/Video2Music

Video2Music: Suitable Music Generation from Videos using an Affective Multimodal Transformer model

Primary LanguagePythonMIT LicenseMIT

Video2Music: Suitable Music Generation from Videos using an Affective Multimodal Transformer model

Demo | Website and Examples | Paper | Dataset (MuVi-Sync)

Hugging Face Spaces arXiv

This repository contains the code and dataset accompanying the paper "Video2Music: Suitable Music Generation from Videos using an Affective Multimodal Transformer model" by Dr. Jaeyong Kang, Prof. Soujanya Poria, and Prof. Dorien Herremans.

🔥 Live demo available on HuggingFace and Replicate.

Introduction

We propose a novel AI-powered multimodal music generation framework called Video2Music. This framework uniquely uses video features as conditioning input to generate matching music using a Transformer architecture. By employing cutting-edge technology, our system aims to provide video creators with a seamless and efficient solution for generating tailor-made background music.

Change Log

  • 2023-11-28: add new input method (YouTube URL) on HuggingFace

Quickstart Guide

Generate music from video:

import IPython
from video2music import Video2music

input_video = "input.mp4"

input_primer = "C Am F G"
input_key = "C major"

video2music = Video2music()
output_filename = video2music.generate(input_video, input_primer, input_key)

IPython.display.Video(output_filename)

Installation

This repo is developed using python version 3.8

apt-get update
apt-get install ffmpeg
apt-get install fluidsynth
git clone https://github.com/AMAAI-Lab/Video2Music
cd Video2Music
pip install -r requirements.txt
  • Download the processed training data AMT.zip from HERE and extract the zip file and put the extracted two files directly under this folder (saved_models/AMT/)

  • Download the soundfont file default_sound_font.sf2 from HERE and put the file directly under this folder (soundfonts/)

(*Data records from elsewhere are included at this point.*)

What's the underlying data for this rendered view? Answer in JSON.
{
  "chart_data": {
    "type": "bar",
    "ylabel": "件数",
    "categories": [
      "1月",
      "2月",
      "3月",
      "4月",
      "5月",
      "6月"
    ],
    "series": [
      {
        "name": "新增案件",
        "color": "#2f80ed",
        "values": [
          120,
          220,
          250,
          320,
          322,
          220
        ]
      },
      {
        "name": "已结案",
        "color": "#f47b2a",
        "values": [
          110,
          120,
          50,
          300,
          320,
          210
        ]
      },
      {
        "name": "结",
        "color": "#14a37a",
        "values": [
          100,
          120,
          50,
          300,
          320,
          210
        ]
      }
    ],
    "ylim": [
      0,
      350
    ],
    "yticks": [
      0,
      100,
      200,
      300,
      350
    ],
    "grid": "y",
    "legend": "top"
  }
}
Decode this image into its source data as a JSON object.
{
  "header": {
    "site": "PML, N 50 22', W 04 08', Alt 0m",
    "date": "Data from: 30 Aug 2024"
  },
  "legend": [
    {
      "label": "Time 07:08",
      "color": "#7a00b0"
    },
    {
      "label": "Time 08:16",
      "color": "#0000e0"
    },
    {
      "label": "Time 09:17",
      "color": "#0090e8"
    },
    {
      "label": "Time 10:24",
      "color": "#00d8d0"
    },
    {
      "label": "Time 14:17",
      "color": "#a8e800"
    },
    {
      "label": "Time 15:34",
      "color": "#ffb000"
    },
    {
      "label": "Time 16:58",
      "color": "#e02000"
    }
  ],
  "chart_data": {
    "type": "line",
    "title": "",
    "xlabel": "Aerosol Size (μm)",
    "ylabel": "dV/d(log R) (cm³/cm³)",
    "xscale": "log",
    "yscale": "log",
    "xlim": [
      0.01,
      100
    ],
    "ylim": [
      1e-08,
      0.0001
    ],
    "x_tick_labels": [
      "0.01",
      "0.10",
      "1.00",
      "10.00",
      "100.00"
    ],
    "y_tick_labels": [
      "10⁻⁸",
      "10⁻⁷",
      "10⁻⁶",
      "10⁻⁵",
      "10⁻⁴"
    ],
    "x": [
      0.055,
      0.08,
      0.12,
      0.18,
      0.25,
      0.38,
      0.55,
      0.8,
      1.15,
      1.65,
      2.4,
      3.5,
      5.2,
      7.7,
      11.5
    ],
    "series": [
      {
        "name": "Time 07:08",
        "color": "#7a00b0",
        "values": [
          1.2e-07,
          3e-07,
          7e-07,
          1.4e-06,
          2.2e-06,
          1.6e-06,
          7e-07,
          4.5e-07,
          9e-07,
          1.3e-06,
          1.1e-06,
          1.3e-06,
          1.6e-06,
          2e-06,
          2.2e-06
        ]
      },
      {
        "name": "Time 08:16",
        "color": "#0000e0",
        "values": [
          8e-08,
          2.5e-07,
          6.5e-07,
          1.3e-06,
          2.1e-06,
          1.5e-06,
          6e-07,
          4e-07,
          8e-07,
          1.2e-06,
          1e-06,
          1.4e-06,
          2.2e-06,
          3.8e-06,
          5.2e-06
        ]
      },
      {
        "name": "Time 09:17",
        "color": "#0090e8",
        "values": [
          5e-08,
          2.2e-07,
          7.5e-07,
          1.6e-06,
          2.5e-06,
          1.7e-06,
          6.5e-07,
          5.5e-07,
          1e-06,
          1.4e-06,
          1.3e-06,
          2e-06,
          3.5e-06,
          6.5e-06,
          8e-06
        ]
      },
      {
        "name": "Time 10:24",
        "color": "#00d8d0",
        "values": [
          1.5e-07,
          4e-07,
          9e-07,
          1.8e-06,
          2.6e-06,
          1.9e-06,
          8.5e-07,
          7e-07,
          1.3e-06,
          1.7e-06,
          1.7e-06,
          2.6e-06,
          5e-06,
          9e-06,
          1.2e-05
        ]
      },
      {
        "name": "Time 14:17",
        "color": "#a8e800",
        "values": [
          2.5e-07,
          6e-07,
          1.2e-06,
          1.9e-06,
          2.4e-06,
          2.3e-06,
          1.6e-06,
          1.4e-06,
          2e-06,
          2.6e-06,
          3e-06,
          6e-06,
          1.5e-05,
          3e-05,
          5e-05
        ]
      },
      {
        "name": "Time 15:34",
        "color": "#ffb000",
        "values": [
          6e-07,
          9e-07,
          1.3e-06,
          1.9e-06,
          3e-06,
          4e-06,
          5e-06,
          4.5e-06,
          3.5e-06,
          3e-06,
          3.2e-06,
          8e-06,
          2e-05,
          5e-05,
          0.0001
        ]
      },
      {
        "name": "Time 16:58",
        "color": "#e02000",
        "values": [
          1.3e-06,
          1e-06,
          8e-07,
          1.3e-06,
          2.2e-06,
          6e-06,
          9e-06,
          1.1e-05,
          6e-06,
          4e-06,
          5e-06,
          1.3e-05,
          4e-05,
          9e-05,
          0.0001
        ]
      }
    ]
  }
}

  • Our code is built on pytorch version 1.12.1 (torch==1.12.1 in the requirements.txt). But you might need to choose the correct version of torch based on your CUDA version

Dataset

  • Obtain the dataset:

  • Put all directories started with vevo in the dataset under this folder (dataset/)

Directory Structure

  • saved_models/: saved model files
  • utilities/
    • run_model_vevo.py: code for running model (AMT)
    • run_model_regression.py: code for running model (bi-GRU)
  • model/
    • video_music_transformer.py: Affective Multimodal Transformer (AMT) model
    • video_regression.py: Bi-GRU regression model used for predicting note density/loudness
    • positional_encoding.py: code for Positional encoding
    • rpr.py: code for RPR (Relative Positional Representation)
  • dataset/
    • vevo_dataset.py: Dataset loader
  • script/ : code for extracting video/music features (sementic, motion, emotion, scene offset, loudness, and note density)
  • train.py: training script (AMT)
  • train_regression.py: training script (bi-GRU)
  • evaluate.py: evaluation script
  • generate.py: inference script
  • video2music.py: Video2Music module that outputs video with generated background music from input video
  • demo.ipynb: Jupyter notebook for Quickstart Guide

Training

python train.py

Inference

python generate.py

Subjective Evaluation by Listeners

Model Overall Music Quality ↑ Music-Video Correspondence ↑ Harmonic Matching ↑ Rhythmic Matching ↑ Loudness Matching ↑
Music Transformer 3.4905 2.7476 2.6333 2.8476 3.1286
Video2Music 4.2095 3.6667 3.4143 3.8714 3.8143

TODO

  • Add other instruments (e.g., drum) for live demo

Citation

If you find this resource useful, please cite the original work:

@article{KANG2024123640,
  title = {Video2Music: Suitable music generation from videos using an Affective Multimodal Transformer model},
  author = {Jaeyong Kang and Soujanya Poria and Dorien Herremans},
  journal = {Expert Systems with Applications},
  pages = {123640},
  year = {2024},
  issn = {0957-4174},
  doi = {https://doi.org/10.1016/j.eswa.2024.123640},
}

Kang, J., Poria, S. & Herremans, D. (2024). Video2Music: Suitable Music Generation from Videos using an Affective Multimodal Transformer model, Expert Systems with Applications (in press).

Acknowledgements

Our code is based on Music Transformer.